On the Fourth Sunday of Easter, the Church celebrates Good Shepherd Sunday and the World Day of Prayer for Vocations. Writing about the vocation to the priesthood, Bishop John Sherrington gives thanks for the gift of priesthood and Fr Richard Nesbitt reflects on the joy of the priesthood.
The Gift of Priesthood
By Bishop John Sherrington
Good Shepherd Sunday provides an opportunity to thank God for the gift of priesthood. Many priests will be celebrating their anniversaries of ordination in the coming weeks and so it is an opportunity to look back and thank God for the gifts which have been received. It is a day when it is good to thank God for the many priests that have been witnesses to the death and resurrection of Christ in our lives and handed on the Catholic faith. Some have done this in spite of, or maybe even because of, their idiosyncrasies and eccentricities. They are reminders that God’s plan is beyond our human reasoning and his ways are not our ways.
On the World Day of Prayer for Vocations we pray for the priests of our diocese who are servants of Christ and stewards of the mysteries of God (1 Cor 4:1). Stewarding the mysteries of God means preaching the word of God, celebrating the sacraments and being Christ’s sacramental presence in the world. Through his prayer, the priest offers the people and the intractable situations of life to God the loving Father, knowing that only His Spirit can bring true healing and peace. In this way the priest deepens his own relationship with Christ, his shepherd and friend, so that he may be more available to Him and to his flock. May the priest always pray, “Speak, Lord, for your servant is listening” (1 Sam 3:9).
St. Paul reminds all priests that they are very human and rely on his grace, “But we have this treasure in clay jars, so that it may be made clear that this extraordinary power belongs to God and does not come from us.” (2 Cor 4:7). This fragility is a reminder that priests need to be enfolded by the mercy of God and so become ambassadors of Christ who know their need of God’s mercy and so can be merciful stewards of the sacrament of reconciliation to others. How humbling it is to hear confessions and hear of the human struggle as people entrust themselves once again to the mercy of God and set out with an intention for conversion and greater love of others.
Through life in the parish, the priest is present to people at different moments in the journey of faith: the joy of baptism and marriage, the high points of first Holy Communion and Confirmation, the sadness of sickness and suffering, the shock of tragedy, the grief of death and in the daily routine of everyday life when prayers are led and many pastoral needs are to be completed. Pope Francis describes the parish as “a community of communities, a sanctuary where the thirsty come to drink in the midst of their journey, and a centre of constant missionary outreach.” [The Joy of the Gospel 28] The people of God as community of disciples gather to drink and be nourished by Christ so that they can be strengthened to be His presence in the world. The Good Shepherd invites the priest to carry the wounded lamb on his shoulder and to model his life on Christ’s own life, especially by carrying the cross. The priest nurtures his flock to become ‘missionary disciples’ who live the creativity of love and who are like a leaven in the world helping the reign of God to break in.

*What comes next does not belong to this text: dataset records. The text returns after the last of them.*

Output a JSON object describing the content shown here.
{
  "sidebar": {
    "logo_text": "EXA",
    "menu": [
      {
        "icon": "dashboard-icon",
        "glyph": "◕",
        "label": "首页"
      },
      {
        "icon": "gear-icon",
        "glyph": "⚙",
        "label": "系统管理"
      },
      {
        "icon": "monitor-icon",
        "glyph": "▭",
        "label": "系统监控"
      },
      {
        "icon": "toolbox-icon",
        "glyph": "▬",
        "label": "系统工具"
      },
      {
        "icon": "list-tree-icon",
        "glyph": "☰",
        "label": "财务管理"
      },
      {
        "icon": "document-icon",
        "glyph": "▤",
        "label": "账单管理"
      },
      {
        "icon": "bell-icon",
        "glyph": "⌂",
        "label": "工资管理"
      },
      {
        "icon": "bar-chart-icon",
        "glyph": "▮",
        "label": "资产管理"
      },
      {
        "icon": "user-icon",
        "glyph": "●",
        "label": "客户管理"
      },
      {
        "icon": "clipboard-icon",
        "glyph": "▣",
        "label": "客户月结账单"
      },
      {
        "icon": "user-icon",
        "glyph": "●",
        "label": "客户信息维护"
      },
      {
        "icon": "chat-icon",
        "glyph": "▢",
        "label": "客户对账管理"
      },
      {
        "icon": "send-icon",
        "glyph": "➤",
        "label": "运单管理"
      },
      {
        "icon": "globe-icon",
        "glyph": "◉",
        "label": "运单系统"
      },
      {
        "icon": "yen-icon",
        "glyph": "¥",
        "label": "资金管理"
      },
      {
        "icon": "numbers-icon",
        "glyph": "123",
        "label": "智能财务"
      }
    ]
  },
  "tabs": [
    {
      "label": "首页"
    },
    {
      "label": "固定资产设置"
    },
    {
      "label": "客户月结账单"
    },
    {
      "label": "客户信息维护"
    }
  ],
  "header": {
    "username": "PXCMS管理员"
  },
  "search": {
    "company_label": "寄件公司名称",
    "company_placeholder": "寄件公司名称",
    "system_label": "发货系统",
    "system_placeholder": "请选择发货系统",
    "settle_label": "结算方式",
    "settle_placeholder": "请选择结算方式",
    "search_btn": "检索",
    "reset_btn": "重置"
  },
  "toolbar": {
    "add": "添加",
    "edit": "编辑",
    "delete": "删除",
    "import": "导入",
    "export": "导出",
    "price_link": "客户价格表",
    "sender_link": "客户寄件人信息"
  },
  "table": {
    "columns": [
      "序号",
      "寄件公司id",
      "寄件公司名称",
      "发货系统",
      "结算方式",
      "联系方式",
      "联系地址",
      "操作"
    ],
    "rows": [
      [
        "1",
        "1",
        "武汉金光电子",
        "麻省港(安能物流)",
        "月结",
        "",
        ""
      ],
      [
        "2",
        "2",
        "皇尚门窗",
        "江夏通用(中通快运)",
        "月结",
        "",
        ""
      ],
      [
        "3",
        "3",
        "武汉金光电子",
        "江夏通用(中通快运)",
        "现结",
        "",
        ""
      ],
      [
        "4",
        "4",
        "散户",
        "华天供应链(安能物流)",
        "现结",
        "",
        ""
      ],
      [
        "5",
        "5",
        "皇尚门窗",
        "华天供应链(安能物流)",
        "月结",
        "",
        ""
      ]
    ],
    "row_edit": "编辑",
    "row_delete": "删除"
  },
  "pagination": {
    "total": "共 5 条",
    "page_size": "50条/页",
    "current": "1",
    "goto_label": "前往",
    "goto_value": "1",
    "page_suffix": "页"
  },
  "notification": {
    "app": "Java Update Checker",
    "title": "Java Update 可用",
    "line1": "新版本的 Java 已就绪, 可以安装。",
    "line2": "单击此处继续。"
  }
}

Humble witness and generous service will ensure that the person of the priest shows an authenticity of life to others so that they may believe. We thank God for priests and their priestly ministry.
The Joy of the Priesthood
By Father Richard Nesbitt
Pope Francis’ favourite image of the priest is of one who is anointed so as to anoint others with the oil of gladness. The anointing which a priest receives at his ordination is not meant just for himself: it is to flow through him to those he serves. So at the heart of the priesthood is joy, a humbling joy received from God and a joy to be shared with others. This was confirmed earlier this year by an unlikely source: a Government survey published in March which had asked people in a wide range of jobs and with very different salaries how happy they were. Top of the list, earning one of the lowest salaries but highest in terms of satisfaction and fulfilment, were the clergy. Yes, according to the report, clergy are the happiest group in the country! This is not to say that a priest’s daily life is a bed of roses, but that there is a fundamental gratitude and joy in priests that the work that we do is a gift from God and the greatest honour to be a servant to His people in imitation of Christ himself.
As Vocations Director for our diocese I see this joy in those called to the priesthood. I see it in my brother priests from the newly ordained starting out in their first parish to the retired priests of our diocese who have a deep sense of gratitude to God and his people for the lives of service they have been honoured to live. I see this joy in the 32 seminarians training for the priesthood in our diocese: a diverse group of men of different backgrounds and ages but united by this deep gladness at being able to give themselves fully to answering God’s call in their lives.
And I feel and experience this joy in my own daily life as a priest, recently appointed a parish priest to the truly wonderful community of Our Lady of Fatima in White City and also through the continuing adventure of my role as Vocations Director with all of the conversations and encounters this leads me into. This weekend 15 men are coming for a retreat at Allen Hall seminary entitled “The Joy of the Priesthood”, each one of them exploring the idea that they are being called to give their lives to God and the Church as priests. On this Good Shepherd Sunday please pray for them and all those whom God is calling to the priesthood. To respond to the voice of the Good Shepherd is to come close to the heart of God. There is nothing more fulfilling in life than that, life close to the heart of God. May this be our prayer for each other and, on this Good Shepherd Sunday, in a particular way for those men whom God is calling to the joy of the priesthood.